Grass growth rates across the country are still relatively good, which should help make the building up of autumn grass easier.
As weather and ground conditions become more challenging, aim to get the last of the machinery work done at the first opportunity.
Many of the Teagasc Green Acres Calf to Beef Programme farms are spreading their last round of fertiliser at the moment, as the response from this fertiliser is far better now than what it will be closer to the September 15 closing date.
Also, ground conditions on the majority of the farms are more favourable now than what is to be expected in a month’s time.
Extreme rainfall levels – as seen mostly in the south and south-west – are having a profound effect on many a farm’s grazing plans.

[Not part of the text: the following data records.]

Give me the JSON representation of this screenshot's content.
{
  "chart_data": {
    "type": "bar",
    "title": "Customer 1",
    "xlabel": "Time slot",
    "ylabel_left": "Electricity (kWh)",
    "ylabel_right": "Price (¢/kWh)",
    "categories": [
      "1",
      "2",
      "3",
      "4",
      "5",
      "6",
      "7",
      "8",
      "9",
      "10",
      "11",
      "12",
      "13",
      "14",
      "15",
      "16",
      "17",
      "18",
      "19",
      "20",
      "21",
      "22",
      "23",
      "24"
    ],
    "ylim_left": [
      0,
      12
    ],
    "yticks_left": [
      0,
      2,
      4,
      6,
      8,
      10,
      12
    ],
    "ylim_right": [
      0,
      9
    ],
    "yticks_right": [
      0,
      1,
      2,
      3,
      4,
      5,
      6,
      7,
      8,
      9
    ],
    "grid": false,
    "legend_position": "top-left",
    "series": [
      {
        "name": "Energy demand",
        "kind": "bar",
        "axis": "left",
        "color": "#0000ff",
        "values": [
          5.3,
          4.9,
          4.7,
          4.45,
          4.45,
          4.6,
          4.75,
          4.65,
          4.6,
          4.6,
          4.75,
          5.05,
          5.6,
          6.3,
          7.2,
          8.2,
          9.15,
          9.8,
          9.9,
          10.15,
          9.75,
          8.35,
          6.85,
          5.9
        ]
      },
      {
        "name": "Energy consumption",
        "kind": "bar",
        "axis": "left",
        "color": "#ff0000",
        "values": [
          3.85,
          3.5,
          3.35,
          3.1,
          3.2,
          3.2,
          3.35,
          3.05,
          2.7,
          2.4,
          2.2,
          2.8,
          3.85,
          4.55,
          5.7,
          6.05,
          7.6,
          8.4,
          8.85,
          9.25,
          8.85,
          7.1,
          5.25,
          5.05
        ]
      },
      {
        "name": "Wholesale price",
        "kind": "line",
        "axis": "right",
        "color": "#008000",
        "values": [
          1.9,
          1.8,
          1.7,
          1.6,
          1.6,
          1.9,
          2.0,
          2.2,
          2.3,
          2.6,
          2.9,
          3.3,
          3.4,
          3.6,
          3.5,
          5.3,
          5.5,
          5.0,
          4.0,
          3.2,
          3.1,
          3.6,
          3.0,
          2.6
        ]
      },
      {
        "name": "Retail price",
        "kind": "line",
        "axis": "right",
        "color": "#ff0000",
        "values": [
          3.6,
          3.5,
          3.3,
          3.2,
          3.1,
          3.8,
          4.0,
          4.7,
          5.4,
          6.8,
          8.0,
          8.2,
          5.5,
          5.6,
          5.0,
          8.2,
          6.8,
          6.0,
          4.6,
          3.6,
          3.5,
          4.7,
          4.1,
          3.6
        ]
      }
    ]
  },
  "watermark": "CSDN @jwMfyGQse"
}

If you find yourself in this situation, the best course of action to take is as follows:
- Walk the farm regularly to identify what ground is solid enough to graze;
- Graze smaller areas and aim to move the cattle to fresh grazing every day;
- Make maximum use of farm roadways and different field entrances to limit poaching as much as possible;
- If forced to house stock, remember to be flexible and turn them back out at the first opportunity.
- Growth: 83kg DM/ha/day;
- Demand: 37kg DM/ha/day;
- Average farm cover: 893kg DM/ha/day;
- Stocking rate: 2.52LU/ha.
For this day of the year, the aim is to have as close to 25 days’ grazing ahead of the cattle at a stocking rate of 2.5LU/ha.
I have managed to meet that target with two paddocks to spare, with each having approximately 2,000kg DM/ha covers. What I do with these two paddocks is weather dependent.
If the weather gives a chance, I might cut and bale them and – if not – I will give them a quick grazing and top them off. I would prefer to cut them as it would be a better use of the grass and would help to keep me in line with where I need to be.
Grass growth rates are still very high at 83kg DM/ha/day due in part to the humid weather we have been getting.
The spring-born calves are getting 1kg of meal each at grass now that the feeding value in the grass is deteriorating.
I have also picked out 14 spring of 2019 born heifers for finishing. They are averaging 460kg in weight and have started on 2kg of meal each which will be built up to 5-6kg over the coming weeks. The aim is to kill them off grass at the start of November.
- Growth: 63kg DM/ha/day;
- Demand: 31kg DM/ha/day;
- Average farm cover: 636kg DM/ha/day;
- Stocking rate: 2.23LU/ha.
Conditions are starting to get a little tricky with all the rain we’ve had over recent days, and wetter parts of the farm are becoming challenging.
A growth rate of 63kg DM/ha has been recorded over the past week, while demand – which has reduced with the last of the third-season being slaughtered – is sitting at 2.23LU/ha.
With the change in the weather we’ve seen over recent days, I’ve made the decision to re-introduce meal back to the calves.
With the quantity of rain that’s falling, grass dry matter levels are bound to be affected and I want to try and maintain calf performance until housing.
I feel, given that we’re potentially looking at dry matters below 14%, it would be too big of an ask to ask calves to rely solely on grass for their energy needs.
As the month progresses, I’m watching grass covers very closely – and even though it’s getting a little late in the season – where I can and average farm cover allows, I’ll take a couple more paddocks out in the form of surplus bales.
However, this will depend largely on how the weather picks up after this week’s stormy conditions and what way growth conditions remain.
In terms of fertiliser, I’ve a applied a mixture of 18:6:12 and protected urea over the last round and I hope to go with one more round of protected urea (23un/ac) after each grazing to help build grass covers going into the close of the year.